Czas
ucieka, zaległości w pisaniu rosną, a teren rusza już w
poniedziałek...Ponieważ ostatnie dwa miesiące spędziłam w rozjazdach -
najpierw wyjazd na Morawy, a następnie wyprawa do Estonii, mój warsztat
jubilerski zdążył się lekko zakurzyć. A muszę przyznać, że zaczynam
bardzo tęsknić za chwilami spędzanymi przy stole "złotniczym". Dlatego
też dzisiejszy wpis postanowiłam poświęcić biżuterii.
Prezentowana
kolekcja powstała z wielkiej tęsknoty za morzem, gdzieś w połowie
lutego, kiedy jeszcze wyjazd do Estonii wydawał się bardzo mglistą i
odległą przyszłością.
W
sumie powstały dwa komplety biżuterii w kontrastowej kolorystyce.

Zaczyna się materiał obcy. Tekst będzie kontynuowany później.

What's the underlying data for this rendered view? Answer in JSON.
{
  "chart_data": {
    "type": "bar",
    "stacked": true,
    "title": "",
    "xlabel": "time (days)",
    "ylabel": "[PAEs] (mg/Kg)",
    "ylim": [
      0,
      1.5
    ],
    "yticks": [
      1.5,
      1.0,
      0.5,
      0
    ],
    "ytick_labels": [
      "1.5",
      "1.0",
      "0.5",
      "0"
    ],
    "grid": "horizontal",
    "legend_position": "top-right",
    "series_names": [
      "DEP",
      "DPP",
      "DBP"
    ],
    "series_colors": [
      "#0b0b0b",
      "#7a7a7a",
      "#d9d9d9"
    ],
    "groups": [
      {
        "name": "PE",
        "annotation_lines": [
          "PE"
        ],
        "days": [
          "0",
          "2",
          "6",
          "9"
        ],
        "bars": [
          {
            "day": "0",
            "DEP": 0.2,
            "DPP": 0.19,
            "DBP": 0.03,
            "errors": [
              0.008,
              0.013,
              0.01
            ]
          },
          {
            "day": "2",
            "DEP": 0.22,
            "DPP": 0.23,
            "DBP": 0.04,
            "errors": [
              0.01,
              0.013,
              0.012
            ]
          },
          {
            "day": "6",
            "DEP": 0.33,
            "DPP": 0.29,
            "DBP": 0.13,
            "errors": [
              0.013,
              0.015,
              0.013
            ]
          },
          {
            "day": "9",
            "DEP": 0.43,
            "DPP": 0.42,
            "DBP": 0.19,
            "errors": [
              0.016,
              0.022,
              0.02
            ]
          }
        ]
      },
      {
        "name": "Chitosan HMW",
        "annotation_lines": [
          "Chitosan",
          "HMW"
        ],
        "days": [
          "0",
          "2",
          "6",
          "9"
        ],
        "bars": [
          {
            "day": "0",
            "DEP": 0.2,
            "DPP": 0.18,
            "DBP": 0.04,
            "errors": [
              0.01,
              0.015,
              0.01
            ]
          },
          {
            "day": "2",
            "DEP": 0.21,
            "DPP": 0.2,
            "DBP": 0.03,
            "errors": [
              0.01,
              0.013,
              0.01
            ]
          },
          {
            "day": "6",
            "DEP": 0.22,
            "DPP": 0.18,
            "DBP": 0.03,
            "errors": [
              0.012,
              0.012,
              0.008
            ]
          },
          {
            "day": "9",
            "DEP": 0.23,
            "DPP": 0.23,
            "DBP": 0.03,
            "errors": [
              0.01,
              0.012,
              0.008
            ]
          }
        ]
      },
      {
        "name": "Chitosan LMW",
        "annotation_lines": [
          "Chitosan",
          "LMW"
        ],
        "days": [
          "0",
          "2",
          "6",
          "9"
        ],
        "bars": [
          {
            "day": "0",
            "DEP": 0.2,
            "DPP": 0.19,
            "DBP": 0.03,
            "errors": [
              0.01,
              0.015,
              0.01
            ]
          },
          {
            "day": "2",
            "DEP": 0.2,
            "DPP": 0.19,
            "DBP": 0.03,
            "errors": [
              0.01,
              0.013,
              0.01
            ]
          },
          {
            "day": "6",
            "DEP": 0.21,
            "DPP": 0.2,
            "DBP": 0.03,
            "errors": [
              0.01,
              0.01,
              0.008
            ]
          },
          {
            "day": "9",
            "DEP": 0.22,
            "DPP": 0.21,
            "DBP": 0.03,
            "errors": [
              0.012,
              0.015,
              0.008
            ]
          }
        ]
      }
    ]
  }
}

Pierwszy komplet złożony z pierścionka i wisiorka ozdobiony został
muszlą i krwistoczerwonym koralem, oprawionymi w mocno patynowane
srebro.
Drugi
komplet utrzymany jest w turkusowo - beżowej kolorystyce. Składa się z
wisiorka i zestawu 4 pierścionków ozdobionych muszlą, perłą i turkusem.